If your child needs hospitalization or care in a Pediatric Intensive Care Unit, your child will be an inpatient while at Duke. It is expected that a parent or other adult will stay with the child 24/7 if on the bone marrow transplant unit or a minimum of 8 hours a day in other units. There are no funds for food or housing for adult caretakers while their child is in the Durham area or in the hospital. There is no funding for supplies such as diapers. Parents should talk with their insurance company about whether there will be co-pays for clinic visits, and whether outpatient medications can be obtained from the Duke Children’s Pharmacy or if family members back home will have to pick up prescriptions from a local pharmacy and send them to you by express mail. If your child requires tube feeding or other home health supplies, these items may not be covered by insurance. Fund raising can be done prior to coming to Duke for these expenses.
After coming to Duke, your child will undergo a complete medical evaluation with blood work and imaging tests. At the same time, we start screening for thymus tissue. When thymus tissue becomes available, we begin to process the tissue and test for infections. While most organ transplants require blood type compatibility (matching) between recipient and donor, children under the age of 2 years usually haven’t developed antibodies against other blood and tissue types so matching is not typically required. You will be notified when suitable tissue is available for your child.
Thymus transplantation is done in the operating room. A pediatric general surgeon makes a cut in the skin to expose the thigh muscle. Between 10 and 40 thymus tissue slices are put into little pockets created in the thigh muscle in one or both legs. After surgery, your child goes to the recovery room and then to the Pediatric Bone Marrow Transplant Unit for care.
About half of children who come to Duke have no T cells and do not need immunosuppression. If they are outpatients, they may only be in the hospital for 1 to 3 nights after the transplant. The other half of children usually need to be on immunosuppression medication for nine to 12 months after transplantation. They need additional mediation prior to the transplant to prevent uneducated T cells from attacking the thymus. These children are usually in the hospital for approximately 10 days.
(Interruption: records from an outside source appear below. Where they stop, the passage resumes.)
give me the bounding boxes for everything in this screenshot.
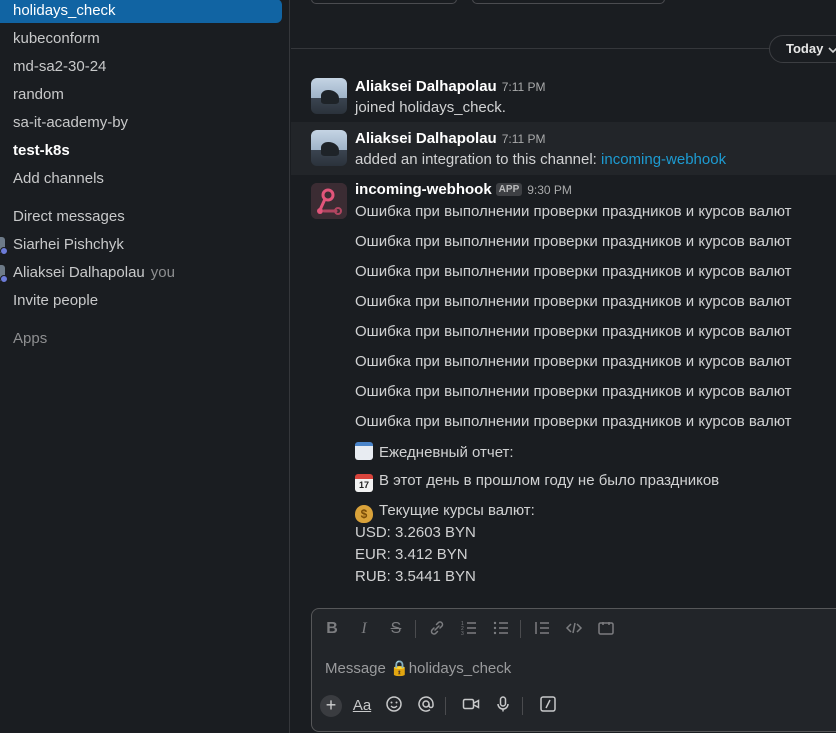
invite-people-label: Invite people	[13, 292, 99, 309]
date-divider-line	[291, 48, 836, 49]
presence-dot	[0, 247, 8, 255]
message-author[interactable]: Aliaksei Dalhapolau 7:11 PM	[355, 78, 546, 95]
emoji-icon[interactable]	[383, 695, 405, 717]
message-line: Ошибка при выполнении проверки празднико…	[355, 233, 792, 250]
money-bag-icon: $	[355, 505, 373, 523]
divider	[522, 697, 523, 715]
plus-icon[interactable]: +	[320, 695, 342, 717]
message-line: Ошибка при выполнении проверки празднико…	[355, 353, 792, 370]
microphone-icon[interactable]	[492, 695, 514, 717]
rate-line: RUB: 3.5441 BYN	[355, 568, 476, 585]
add-channels-label: Add channels	[13, 170, 104, 187]
divider	[520, 620, 521, 638]
link-icon[interactable]	[426, 619, 448, 639]
presence-dot	[0, 275, 8, 283]
message-input[interactable]: Message 🔒holidays_check	[325, 659, 511, 677]
webhook-icon	[311, 183, 347, 219]
message-line: Ошибка при выполнении проверки празднико…	[355, 293, 792, 310]
sidebar-item-label: md-sa2-30-24	[13, 58, 107, 75]
author-name[interactable]: Aliaksei Dalhapolau	[355, 130, 497, 147]
sidebar-item-dm-aliaksei[interactable]: Aliaksei Dalhapolau you	[0, 261, 282, 285]
message-pane: Today Aliaksei Dalhapolau 7:11 PM joined …	[291, 0, 836, 733]
rate-line: EUR: 3.412 BYN	[355, 546, 468, 563]
ordered-list-icon[interactable]: 123	[458, 619, 480, 639]
message-text: added an integration to this channel: in…	[355, 151, 726, 168]
video-icon[interactable]	[460, 695, 482, 717]
sidebar-item-label: test-k8s	[13, 142, 70, 159]
author-name[interactable]: incoming-webhook	[355, 181, 492, 198]
calendar-icon: 17	[355, 474, 373, 492]
app-badge: APP	[495, 183, 523, 196]
sidebar-item-label: sa-it-academy-by	[13, 114, 129, 131]
sidebar-item-label: random	[13, 86, 64, 103]
sidebar-item-md-sa2-30-24[interactable]: md-sa2-30-24	[0, 55, 282, 79]
message-timestamp[interactable]: 9:30 PM	[527, 183, 572, 197]
bulleted-list-icon[interactable]	[490, 619, 512, 639]
sidebar-item-random[interactable]: random	[0, 83, 282, 107]
mention-icon[interactable]	[415, 695, 437, 717]
message-line: Ошибка при выполнении проверки празднико…	[355, 203, 792, 220]
message-text-body: added an integration to this channel:	[355, 151, 602, 168]
slash-command-icon[interactable]	[537, 695, 559, 717]
direct-messages-header[interactable]: Direct messages	[0, 205, 282, 229]
sidebar-item-label: Aliaksei Dalhapolau	[13, 264, 145, 281]
message-line: $ Текущие курсы валют:	[355, 502, 535, 523]
strikethrough-icon[interactable]: S	[385, 619, 407, 639]
code-icon[interactable]	[563, 619, 585, 639]
message-line: Ошибка при выполнении проверки празднико…	[355, 263, 792, 280]
header-button[interactable]	[472, 0, 665, 4]
message-timestamp[interactable]: 7:11 PM	[502, 132, 546, 146]
sidebar-item-sa-it-academy-by[interactable]: sa-it-academy-by	[0, 111, 282, 135]
message-text: joined holidays_check.	[355, 99, 506, 116]
sidebar-item-kubeconform[interactable]: kubeconform	[0, 27, 282, 51]
author-name[interactable]: Aliaksei Dalhapolau	[355, 78, 497, 95]
message[interactable]: incoming-webhook APP 9:30 PM Ошибка при вы…	[291, 175, 836, 595]
italic-icon[interactable]: I	[353, 619, 375, 639]
sidebar: holidays_check kubeconform md-sa2-30-24 …	[0, 0, 290, 733]
message-line: 17 В этот день в прошлом году не было пра…	[355, 472, 719, 492]
apps-label: Apps	[13, 330, 48, 347]
message-line: Ежедневный отчет:	[355, 442, 514, 461]
holiday-text: В этот день в прошлом году не было празд…	[379, 472, 720, 489]
avatar[interactable]	[311, 78, 347, 114]
invite-people-button[interactable]: Invite people	[0, 289, 282, 313]
formatting-toggle-icon[interactable]: Aa	[351, 695, 373, 717]
blockquote-icon[interactable]	[531, 619, 553, 639]
date-divider-label: Today	[786, 41, 824, 56]
divider	[445, 697, 446, 715]
report-text: Ежедневный отчет:	[379, 444, 514, 461]
direct-messages-label: Direct messages	[13, 208, 125, 225]
spiral-calendar-icon	[355, 442, 373, 460]
divider	[415, 620, 416, 638]
message-timestamp[interactable]: 7:11 PM	[502, 80, 546, 94]
sidebar-item-label: holidays_check	[13, 2, 116, 19]
integration-link[interactable]: incoming-webhook	[601, 151, 726, 168]
chevron-down-icon	[828, 37, 836, 74]
header-button[interactable]	[311, 0, 457, 4]
sidebar-item-holidays-check[interactable]: holidays_check	[0, 0, 282, 23]
rate-line: USD: 3.2603 BYN	[355, 524, 476, 541]
apps-header[interactable]: Apps	[0, 327, 282, 351]
message-line: Ошибка при выполнении проверки празднико…	[355, 383, 792, 400]
bold-icon[interactable]: B	[321, 619, 343, 639]
message-author[interactable]: incoming-webhook APP 9:30 PM	[355, 181, 572, 198]
message-line: Ошибка при выполнении проверки празднико…	[355, 323, 792, 340]
svg-text:3: 3	[461, 631, 464, 637]
message-composer[interactable]: B I S 123 Message 🔒holidays_check + Aa	[311, 608, 836, 732]
sidebar-item-label: Siarhei Pishchyk	[13, 236, 124, 253]
webhook-avatar[interactable]	[311, 183, 347, 219]
rates-header: Текущие курсы валют:	[379, 502, 535, 519]
message-author[interactable]: Aliaksei Dalhapolau 7:11 PM	[355, 130, 546, 147]
sidebar-item-test-k8s[interactable]: test-k8s	[0, 139, 282, 163]
sidebar-item-label: kubeconform	[13, 30, 100, 47]
sidebar-item-dm-siarhei[interactable]: Siarhei Pishchyk	[0, 233, 282, 257]
message-line: Ошибка при выполнении проверки празднико…	[355, 413, 792, 430]
you-suffix: you	[150, 264, 175, 281]
message[interactable]: Aliaksei Dalhapolau 7:11 PM added an inte…	[291, 122, 836, 175]
date-divider-button[interactable]: Today	[769, 35, 836, 63]
add-channels-button[interactable]: Add channels	[0, 167, 282, 191]
avatar[interactable]	[311, 130, 347, 166]
message[interactable]: Aliaksei Dalhapolau 7:11 PM joined holida…	[291, 72, 836, 122]
code-block-icon[interactable]	[595, 619, 617, 639]
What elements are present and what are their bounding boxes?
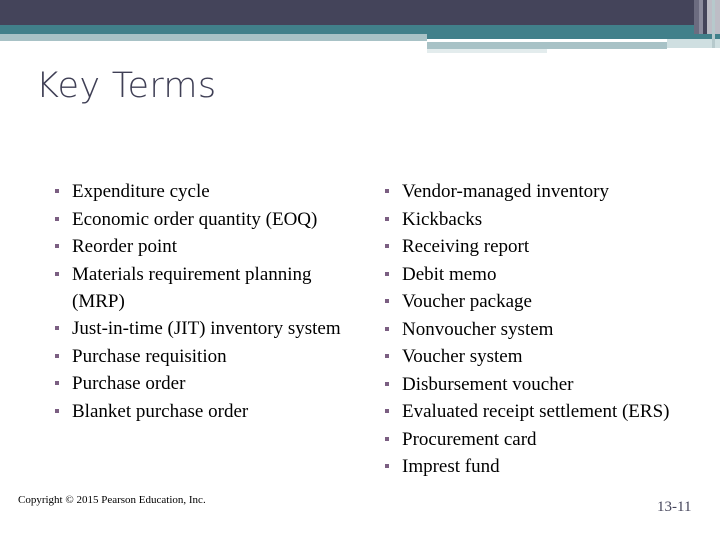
bullet-icon bbox=[385, 409, 389, 413]
key-term-label: Imprest fund bbox=[402, 456, 500, 477]
bullet-icon bbox=[55, 381, 59, 385]
bullet-icon bbox=[385, 464, 389, 468]
bullet-icon bbox=[55, 353, 59, 358]
header-vertical-stripe-5 bbox=[712, 0, 715, 48]
key-term-item: Purchase requisition bbox=[48, 343, 348, 370]
key-term-item: Disbursement voucher bbox=[378, 371, 678, 398]
key-term-label: Voucher system bbox=[402, 346, 523, 367]
key-terms-list-left: Expenditure cycle Economic order quantity… bbox=[48, 178, 348, 425]
bullet-icon bbox=[385, 299, 389, 303]
key-term-item: Imprest fund bbox=[378, 453, 678, 480]
key-term-label: Nonvoucher system bbox=[402, 318, 554, 340]
key-term-item: Expenditure cycle bbox=[48, 178, 348, 205]
header-light-band-right bbox=[427, 42, 667, 49]
key-term-label: Just-in-time (JIT) inventory system bbox=[72, 318, 341, 339]
bullet-icon bbox=[385, 326, 389, 331]
key-terms-column-left: Expenditure cycle Economic order quantity… bbox=[48, 178, 348, 425]
key-term-item: Procurement card bbox=[378, 426, 678, 453]
key-term-item: Evaluated receipt settlement (ERS) bbox=[378, 398, 678, 425]
bullet-icon bbox=[385, 271, 389, 276]
bullet-icon bbox=[55, 271, 59, 276]
key-term-label: Expenditure cycle bbox=[72, 181, 210, 202]
page-number: 13-11 bbox=[657, 499, 692, 515]
page-title: Key Terms bbox=[36, 66, 217, 106]
key-term-item: Kickbacks bbox=[378, 206, 678, 233]
copyright-notice: Copyright © 2015 Pearson Education, Inc. bbox=[18, 494, 206, 506]
key-term-item: Economic order quantity (EOQ) bbox=[48, 206, 348, 233]
key-term-item: Nonvoucher system bbox=[378, 316, 678, 343]
bullet-icon bbox=[385, 436, 389, 441]
bullet-icon bbox=[385, 244, 389, 248]
key-term-item: Receiving report bbox=[378, 233, 678, 260]
key-term-item: Voucher system bbox=[378, 343, 678, 370]
key-term-item: Vendor-managed inventory bbox=[378, 178, 678, 205]
key-term-item: Reorder point bbox=[48, 233, 348, 260]
header-light-band-left bbox=[0, 34, 427, 41]
bullet-icon bbox=[55, 408, 59, 413]
bullet-icon bbox=[385, 354, 389, 358]
key-term-item: Debit memo bbox=[378, 261, 678, 288]
key-terms-list-right: Vendor-managed inventory Kickbacks Receivi… bbox=[378, 178, 678, 480]
key-terms-column-right: Vendor-managed inventory Kickbacks Receivi… bbox=[378, 178, 678, 481]
bullet-icon bbox=[385, 381, 389, 386]
key-term-label: Receiving report bbox=[402, 236, 530, 257]
key-term-label: Disbursement voucher bbox=[402, 373, 574, 395]
key-term-item: Materials requirement planning (MRP) bbox=[48, 261, 348, 315]
key-term-label: Reorder point bbox=[72, 236, 178, 257]
key-term-label: Voucher package bbox=[402, 291, 532, 312]
bullet-icon bbox=[55, 326, 59, 330]
bullet-icon bbox=[55, 189, 59, 193]
header-pale-band-lower bbox=[427, 49, 547, 53]
key-term-label: Evaluated receipt settlement (ERS) bbox=[402, 401, 670, 422]
slide-header-decoration bbox=[0, 0, 720, 60]
key-term-label: Purchase order bbox=[72, 373, 186, 394]
header-dark-band bbox=[0, 0, 720, 25]
key-term-label: Purchase requisition bbox=[72, 345, 227, 367]
key-term-label: Materials requirement planning (MRP) bbox=[72, 263, 312, 312]
key-term-label: Debit memo bbox=[402, 263, 497, 285]
bullet-icon bbox=[55, 216, 59, 221]
key-term-label: Kickbacks bbox=[402, 208, 483, 230]
key-term-item: Purchase order bbox=[48, 370, 348, 397]
key-term-item: Blanket purchase order bbox=[48, 398, 348, 425]
bullet-icon bbox=[385, 189, 389, 193]
key-term-label: Vendor-managed inventory bbox=[402, 181, 609, 202]
key-term-label: Procurement card bbox=[402, 428, 537, 450]
key-term-label: Economic order quantity (EOQ) bbox=[72, 208, 318, 230]
key-term-item: Just-in-time (JIT) inventory system bbox=[48, 315, 348, 342]
bullet-icon bbox=[385, 216, 389, 221]
header-teal-band-right bbox=[427, 25, 720, 39]
key-term-label: Blanket purchase order bbox=[72, 400, 249, 422]
key-term-item: Voucher package bbox=[378, 288, 678, 315]
bullet-icon bbox=[55, 244, 59, 248]
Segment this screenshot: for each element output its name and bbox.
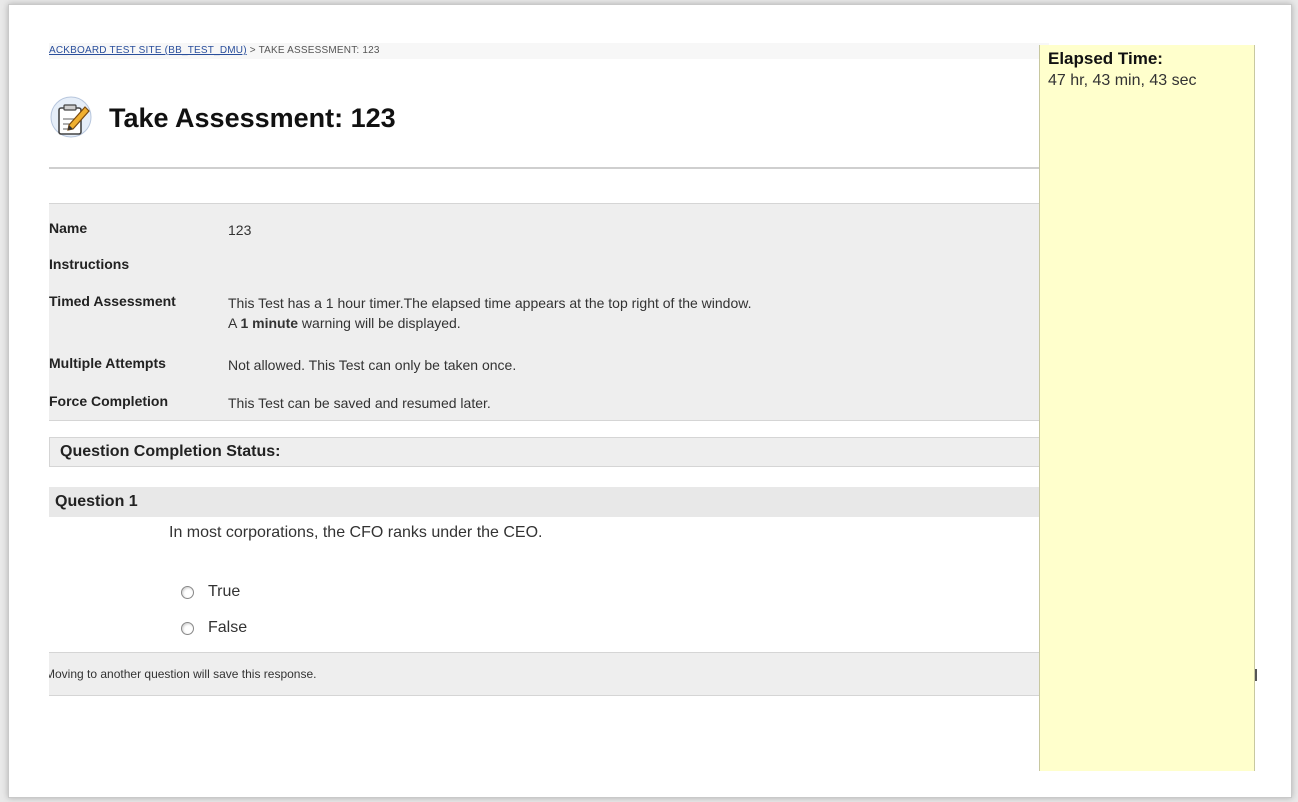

If your child is stable, he/she will return to the care of the referring immunologist/facility one to two weeks after thymus transplantation. Our thymus transplant team maintains close consultation with the referring medical team during the first year as T cells are developing.
Your child will need to continue in isolation for about one year after transplantation to protect him or her from contracting infections. Your immunologist will send blood to Duke approximately every three months for the first year after transplantation to monitor the development of infection-fighting T cells—a process that may take six to nine months.